Thoughts on Entity Framework (EF)

I’ve been using Entity Framework for a few years now. Having some production applications based on EF I have found some of the following guidelines to make it work for me.

EF is fine for Many to Many relationships. In doing so, you create your data models with having virtual collections of the other object. Then when you map the opposite object, it handles the relationship. You don’t have to create a physical link object representing the link table. EF does this virtually for you.

However, if you need to have additional data in the link table, the easiest approach is to actually create a link object. Then each of the outer tables have a list of the Link object, which has an instance of the other table in the Many to Many relationship. In this case, both tables on either side have an instance of the object representing the link table. Since you now have a link object, you can add additional properties that are only relevant in the joining of two separate tables. This works really nicely.

You can optimize EF by not using the Include method when retrieving data. Include results in HORRIBLE SQL statements and isn’t really any faster than making multiple round trips to populate details.

Let’s take a simple example. You want to get a list of purchase orders for a customer. For each purchase order it will have a collection of purchase order line items. How can you do this efficiently through EF? Currently I have been using a filter on the purchase order to only return a list of purchase orders for customerID = somevariable. If I use .Include, then the results right out of the EF system is a list of purchase order objects, each with its own collection of purchase order line items. So, what’s wrong with that? Well, nothing really. The only problem is when you have more objects you want returned such as Customer, Product, Pricing, etc. Then using .Include for each one of those continues to a point where the application begins to crawl. So, one word of advice…if you have to include more than one or two other objects, consider using a different method to populate your lists.

One of the coolest things about EF is that if you build it correctly, your filter data becomes a part of the where clause for your actual executed SQL. So, in the case of purchase orders, you could simply get the list of purchase orders. Then you could have a query that returns purchase order line items by PurchaseOrderId = somevariable. This query would actually run on SQL and not return a bunch of unmapped data. You could call this purchase order line items within a Linq expression walking through the purchase orders. From the database perspective, SQL will see a query to get a list of purchase orders for a customer. Then for each record returned, it will have a query to get the line items. This is a lot less load on SQL than the implementation executed using .Include.

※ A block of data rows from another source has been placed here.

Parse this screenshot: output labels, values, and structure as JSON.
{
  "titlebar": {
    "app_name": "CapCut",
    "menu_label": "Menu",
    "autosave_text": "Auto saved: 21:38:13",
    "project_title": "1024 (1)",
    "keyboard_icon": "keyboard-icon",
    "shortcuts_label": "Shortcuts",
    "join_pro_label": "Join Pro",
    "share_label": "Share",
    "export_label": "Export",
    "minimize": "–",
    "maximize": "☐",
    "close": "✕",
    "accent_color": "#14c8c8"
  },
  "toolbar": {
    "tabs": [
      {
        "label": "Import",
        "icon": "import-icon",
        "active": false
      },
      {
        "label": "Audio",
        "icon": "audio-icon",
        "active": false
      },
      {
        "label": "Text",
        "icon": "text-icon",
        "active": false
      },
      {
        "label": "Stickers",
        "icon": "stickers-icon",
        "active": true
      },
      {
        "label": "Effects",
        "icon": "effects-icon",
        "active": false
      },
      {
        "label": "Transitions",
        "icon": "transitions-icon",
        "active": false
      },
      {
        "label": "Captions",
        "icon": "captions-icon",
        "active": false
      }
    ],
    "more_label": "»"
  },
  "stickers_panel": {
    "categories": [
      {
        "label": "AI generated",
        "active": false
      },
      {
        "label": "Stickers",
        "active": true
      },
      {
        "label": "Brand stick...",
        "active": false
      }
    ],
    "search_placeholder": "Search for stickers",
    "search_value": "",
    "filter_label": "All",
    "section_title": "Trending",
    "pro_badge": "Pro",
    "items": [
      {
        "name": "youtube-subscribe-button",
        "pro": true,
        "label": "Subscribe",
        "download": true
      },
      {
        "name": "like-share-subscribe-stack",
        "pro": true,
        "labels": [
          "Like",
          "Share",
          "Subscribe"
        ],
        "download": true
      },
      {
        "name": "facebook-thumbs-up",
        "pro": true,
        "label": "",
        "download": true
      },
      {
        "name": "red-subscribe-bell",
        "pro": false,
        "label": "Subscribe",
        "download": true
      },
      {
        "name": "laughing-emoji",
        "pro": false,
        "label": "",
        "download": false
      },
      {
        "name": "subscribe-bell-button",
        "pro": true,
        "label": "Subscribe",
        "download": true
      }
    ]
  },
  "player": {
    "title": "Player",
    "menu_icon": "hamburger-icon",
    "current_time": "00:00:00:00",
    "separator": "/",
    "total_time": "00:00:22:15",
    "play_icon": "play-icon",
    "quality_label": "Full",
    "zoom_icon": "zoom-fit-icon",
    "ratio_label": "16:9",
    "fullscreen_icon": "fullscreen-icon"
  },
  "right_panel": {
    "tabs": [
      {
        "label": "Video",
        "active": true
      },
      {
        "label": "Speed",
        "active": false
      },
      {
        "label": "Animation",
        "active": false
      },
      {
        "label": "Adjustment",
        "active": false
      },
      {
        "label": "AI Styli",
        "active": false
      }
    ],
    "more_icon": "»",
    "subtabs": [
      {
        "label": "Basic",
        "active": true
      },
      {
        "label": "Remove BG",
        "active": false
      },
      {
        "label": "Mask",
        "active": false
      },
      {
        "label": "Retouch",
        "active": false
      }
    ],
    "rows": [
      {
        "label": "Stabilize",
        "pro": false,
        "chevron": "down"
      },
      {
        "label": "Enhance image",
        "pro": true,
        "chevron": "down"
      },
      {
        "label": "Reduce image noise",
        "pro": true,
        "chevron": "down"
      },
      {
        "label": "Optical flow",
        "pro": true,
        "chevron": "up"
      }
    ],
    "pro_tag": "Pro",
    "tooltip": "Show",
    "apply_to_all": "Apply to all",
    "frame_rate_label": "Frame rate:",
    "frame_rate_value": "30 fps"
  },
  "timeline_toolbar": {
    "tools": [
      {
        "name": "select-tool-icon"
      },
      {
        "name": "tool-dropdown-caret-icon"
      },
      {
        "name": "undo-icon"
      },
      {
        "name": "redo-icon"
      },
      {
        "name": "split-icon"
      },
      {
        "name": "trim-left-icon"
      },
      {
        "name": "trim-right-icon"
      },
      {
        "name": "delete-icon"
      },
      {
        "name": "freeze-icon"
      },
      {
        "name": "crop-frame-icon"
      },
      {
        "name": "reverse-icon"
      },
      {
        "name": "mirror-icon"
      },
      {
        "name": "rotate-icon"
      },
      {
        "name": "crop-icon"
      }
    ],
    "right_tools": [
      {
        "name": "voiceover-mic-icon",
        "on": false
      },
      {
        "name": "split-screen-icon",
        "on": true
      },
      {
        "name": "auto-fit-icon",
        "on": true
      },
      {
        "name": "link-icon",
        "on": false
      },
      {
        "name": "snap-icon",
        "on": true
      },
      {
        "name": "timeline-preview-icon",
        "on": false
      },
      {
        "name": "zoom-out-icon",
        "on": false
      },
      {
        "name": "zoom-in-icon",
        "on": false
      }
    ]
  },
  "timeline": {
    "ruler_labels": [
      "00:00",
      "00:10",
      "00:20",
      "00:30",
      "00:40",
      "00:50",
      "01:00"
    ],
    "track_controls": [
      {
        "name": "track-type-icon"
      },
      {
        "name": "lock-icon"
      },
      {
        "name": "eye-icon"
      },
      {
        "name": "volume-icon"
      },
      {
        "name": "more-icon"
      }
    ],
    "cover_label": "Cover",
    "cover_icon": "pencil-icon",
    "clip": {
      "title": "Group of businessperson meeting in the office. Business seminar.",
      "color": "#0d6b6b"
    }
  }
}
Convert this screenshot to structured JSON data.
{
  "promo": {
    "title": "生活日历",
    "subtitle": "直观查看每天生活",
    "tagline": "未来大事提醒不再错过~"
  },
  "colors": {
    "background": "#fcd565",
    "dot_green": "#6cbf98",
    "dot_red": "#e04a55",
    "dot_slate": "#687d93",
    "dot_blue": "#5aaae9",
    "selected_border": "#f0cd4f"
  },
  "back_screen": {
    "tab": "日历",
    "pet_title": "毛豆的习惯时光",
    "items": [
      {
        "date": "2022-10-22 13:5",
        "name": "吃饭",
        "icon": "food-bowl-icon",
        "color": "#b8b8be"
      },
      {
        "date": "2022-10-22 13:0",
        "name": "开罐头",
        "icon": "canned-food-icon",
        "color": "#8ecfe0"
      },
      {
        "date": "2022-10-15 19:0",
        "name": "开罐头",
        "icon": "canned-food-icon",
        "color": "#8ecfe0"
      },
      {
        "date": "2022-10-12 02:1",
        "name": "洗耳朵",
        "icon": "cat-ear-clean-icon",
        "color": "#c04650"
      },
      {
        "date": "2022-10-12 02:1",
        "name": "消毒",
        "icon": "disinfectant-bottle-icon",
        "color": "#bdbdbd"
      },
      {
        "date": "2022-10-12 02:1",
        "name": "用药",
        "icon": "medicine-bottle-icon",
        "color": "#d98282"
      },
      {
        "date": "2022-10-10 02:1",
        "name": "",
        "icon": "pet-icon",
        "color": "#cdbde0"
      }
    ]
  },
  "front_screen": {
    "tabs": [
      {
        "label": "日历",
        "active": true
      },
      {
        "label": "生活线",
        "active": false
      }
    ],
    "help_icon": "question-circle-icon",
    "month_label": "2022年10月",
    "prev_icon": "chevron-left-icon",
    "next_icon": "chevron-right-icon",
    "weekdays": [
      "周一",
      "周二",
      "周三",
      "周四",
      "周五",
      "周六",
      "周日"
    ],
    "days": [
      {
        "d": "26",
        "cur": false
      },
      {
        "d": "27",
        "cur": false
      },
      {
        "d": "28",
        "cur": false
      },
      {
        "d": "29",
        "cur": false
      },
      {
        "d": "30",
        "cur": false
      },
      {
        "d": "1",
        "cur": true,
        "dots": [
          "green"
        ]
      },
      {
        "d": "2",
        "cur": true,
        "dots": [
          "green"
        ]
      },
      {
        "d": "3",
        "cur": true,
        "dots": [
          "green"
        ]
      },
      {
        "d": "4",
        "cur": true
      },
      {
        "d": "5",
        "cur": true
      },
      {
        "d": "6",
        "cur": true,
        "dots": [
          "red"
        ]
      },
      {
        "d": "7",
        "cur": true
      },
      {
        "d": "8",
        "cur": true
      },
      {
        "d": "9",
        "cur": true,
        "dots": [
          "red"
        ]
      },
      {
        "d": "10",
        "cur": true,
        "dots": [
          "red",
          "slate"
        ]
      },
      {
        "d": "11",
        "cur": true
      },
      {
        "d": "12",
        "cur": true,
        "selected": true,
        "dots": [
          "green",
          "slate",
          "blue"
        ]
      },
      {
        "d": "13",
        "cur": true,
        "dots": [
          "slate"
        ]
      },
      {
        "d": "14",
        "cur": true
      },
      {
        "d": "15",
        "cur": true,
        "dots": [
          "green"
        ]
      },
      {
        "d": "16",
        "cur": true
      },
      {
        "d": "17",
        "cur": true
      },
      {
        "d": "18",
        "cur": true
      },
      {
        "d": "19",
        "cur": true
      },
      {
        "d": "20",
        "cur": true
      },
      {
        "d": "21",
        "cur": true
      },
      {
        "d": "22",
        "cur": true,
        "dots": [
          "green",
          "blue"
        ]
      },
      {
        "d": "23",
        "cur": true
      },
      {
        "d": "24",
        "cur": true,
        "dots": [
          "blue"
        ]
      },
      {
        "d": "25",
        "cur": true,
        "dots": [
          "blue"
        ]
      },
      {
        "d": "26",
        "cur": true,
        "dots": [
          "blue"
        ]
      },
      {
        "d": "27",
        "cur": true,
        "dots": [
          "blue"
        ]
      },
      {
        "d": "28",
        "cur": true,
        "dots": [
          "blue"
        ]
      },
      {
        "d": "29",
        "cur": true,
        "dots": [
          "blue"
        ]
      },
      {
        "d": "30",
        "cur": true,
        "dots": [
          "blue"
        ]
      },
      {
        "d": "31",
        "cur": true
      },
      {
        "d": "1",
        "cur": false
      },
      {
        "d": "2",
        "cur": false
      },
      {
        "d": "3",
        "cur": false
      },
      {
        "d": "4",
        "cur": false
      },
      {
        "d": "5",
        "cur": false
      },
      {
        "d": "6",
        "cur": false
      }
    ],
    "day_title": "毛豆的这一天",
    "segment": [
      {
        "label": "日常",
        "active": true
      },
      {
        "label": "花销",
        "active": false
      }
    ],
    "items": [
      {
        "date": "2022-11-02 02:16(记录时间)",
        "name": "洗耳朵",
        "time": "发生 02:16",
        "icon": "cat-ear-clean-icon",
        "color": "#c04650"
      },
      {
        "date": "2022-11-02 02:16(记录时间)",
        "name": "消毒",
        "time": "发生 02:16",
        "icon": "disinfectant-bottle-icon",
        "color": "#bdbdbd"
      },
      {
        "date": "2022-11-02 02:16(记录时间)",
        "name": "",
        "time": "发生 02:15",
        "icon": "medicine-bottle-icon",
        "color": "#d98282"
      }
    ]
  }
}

I mentioned writing a query with a lot of .Include statements. That isn’t the only criteria. You can have horrible performance just using a single .Include if your application (for a good or bad reason) returns a lot of records.

What I have come to understand is that EF is not always the best or only solution. I have also found that if you take the time to learn how EF works and what it does, you can change the techniques for which you use EF to optimize performance.

That’s enough thoughts for today.

Cheers,

Ben